The majority of these leaders from the 50+ countries who cynically applaud him for these sacrifices and keep throwing their taxpayers’ money and weapons to reject diplomatic efforts to end this conflict have embarrassing ratings at home and will find their disgraceful places in the historical annals.
All eyes are now on Trump, and many are anxiously waiting for January 20 next year, when he might attempt to end this horror. However, his opponents are not waiting and demanding that Trump not make any concessions to Moscow, including sanctions relief, saying that this will strengthen Putin’s hand for the subsequent aggression.
“The United States and Europe must invest in resisting Russia now or pay a far greater cost later,” scream Foreign Affairs’ authors, and continue that “Russia hosted the annual summit of BRICS with dozens of world leaders in attendance, demonstrating a growing interest in the group’s role as a platform for challenging Western power and influence.”
One of the indicators of Trump’s possible success in pursuing peace in Ukraine is whether he manages to overcome the resistance of Republicans, who want to prevent some of his picks for future cabinet who share his agenda from passing successfully through the Senate torture chambers.

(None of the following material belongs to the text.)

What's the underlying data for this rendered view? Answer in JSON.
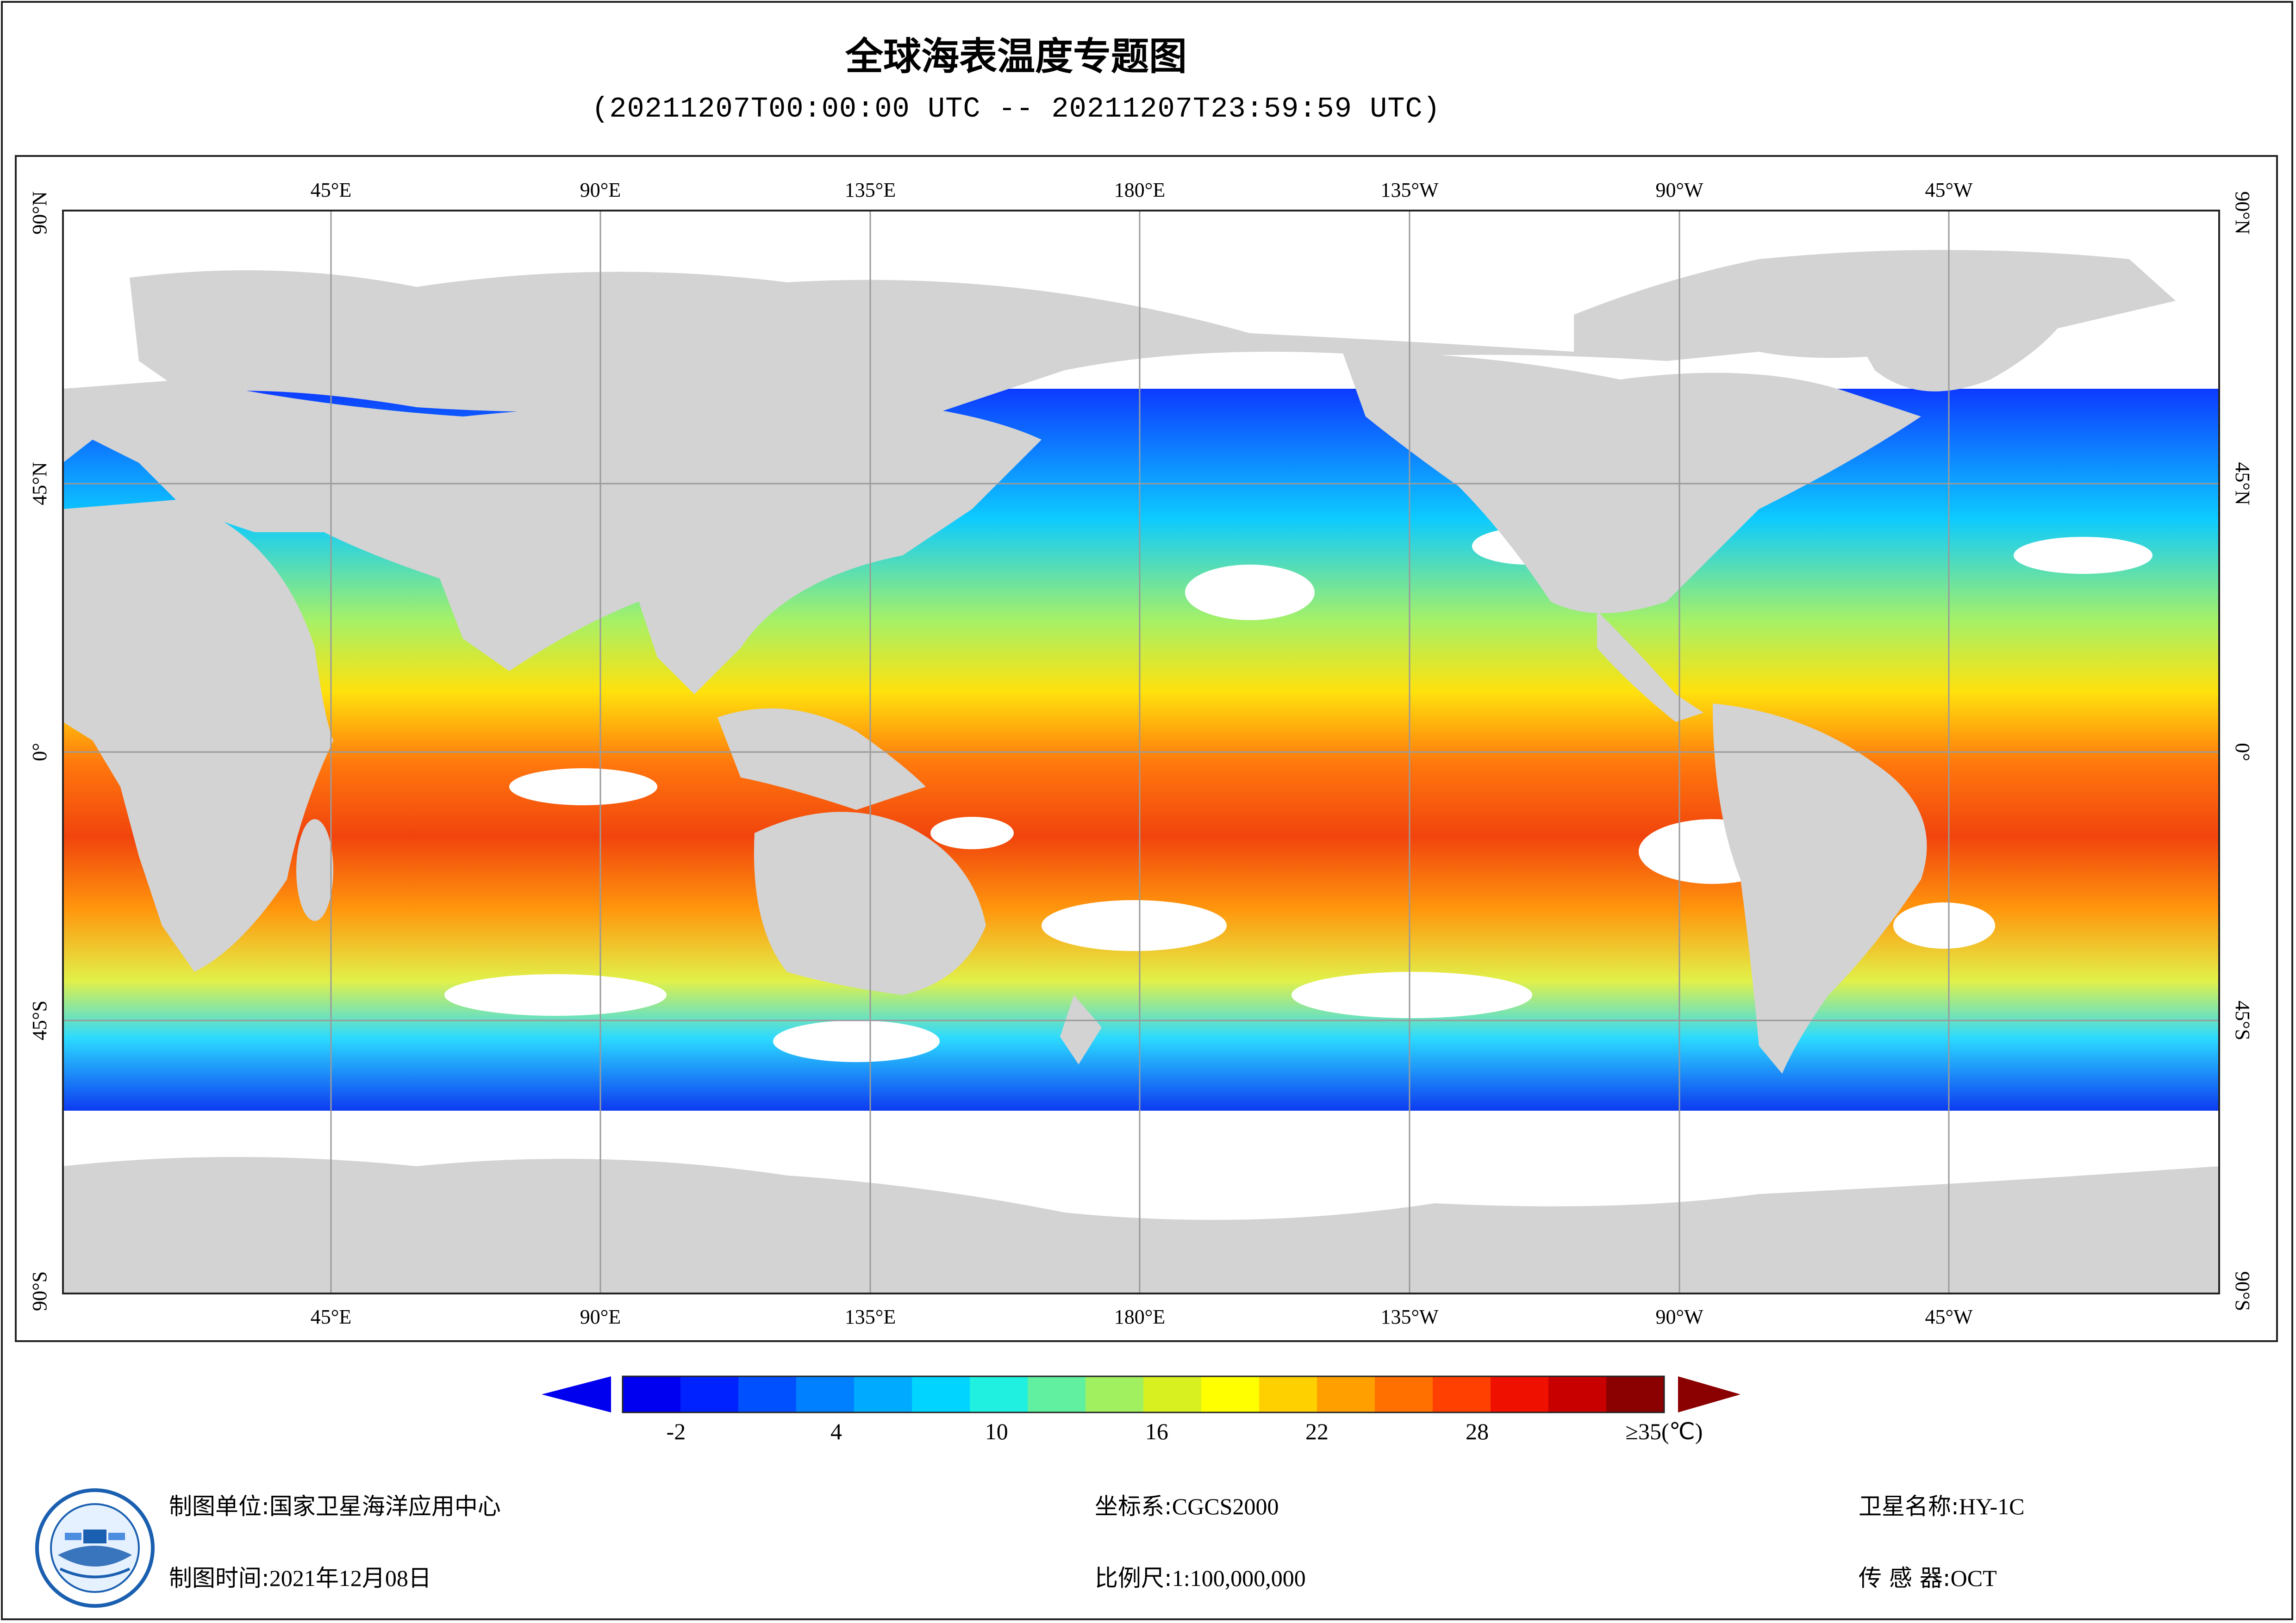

One of them is a former Congresswoman, US Army veteran, and Democratic Presidential candidate Tulsi Gabbard, whom Trump nominated for Director of National Intelligence, overseeing all 18 intelligence agencies with the $106 billion budget and playing an essential role in formulating foreign policy.
Immediately, nearly 100 former national security officials signed a letter criticizing this choice and calling for closed-door Senate hearings to review any government information about her. “Several of Ms. Gabbard’s past actions call into question her ability to deliver unbiased intelligence briefings to the President, Congress, and to the entire national security apparatus,” the letter said.
Reached for comment, a spokesperson for Gabbard on the Trump transition team slammed the letter, as well as the signers’ credentials, saying, “These unfounded attacks are from the same geniuses who have blood on their hands from decades of faulty ‘intelligence,’ including the non-existent weapons of mass destruction,” said spokesperson Alexa Henning, referring to a purported justification for the start of the Iraq War that turned out to be wrong. “These intel officials continue to use classification as a partisan weapon to smear and imply things about their political enemy without putting the facts out,” Henning continued.
Gabbard has long criticized foreign policy as imperial and said the war could have been prevented had the US and the West recognized Moscow’s concerns about Ukraine possibly joining the NATO alliance. This has earned her from some lawmakers the usual accusations of echoing Russian propaganda.
In a Democratic presidential primary debate in 2020, Gabbard called for “an end to this ongoing Bush-Clinton foreign policy doctrine of regime change wars, overthrowing dictators in other countries, needlessly sending my brothers and sisters in uniform into harm’s way to fight in wars that actually undermine our national security and have cost us thousands of American lives.”
Considering the slim Senate Republican majority, if some vote ‘no,’ there are doubts about whether her nomination will secure confirmation. Democrats also have accused Gabbard without evidence of being a “Russian asset.” Without offering details, Sen. Elizabeth Warren claimed that Gabbard was in Russian President Vladimir’s “Putin’s pocket.” However, senators closely aligned with Trump have endorsed her and said they expect her confirmation.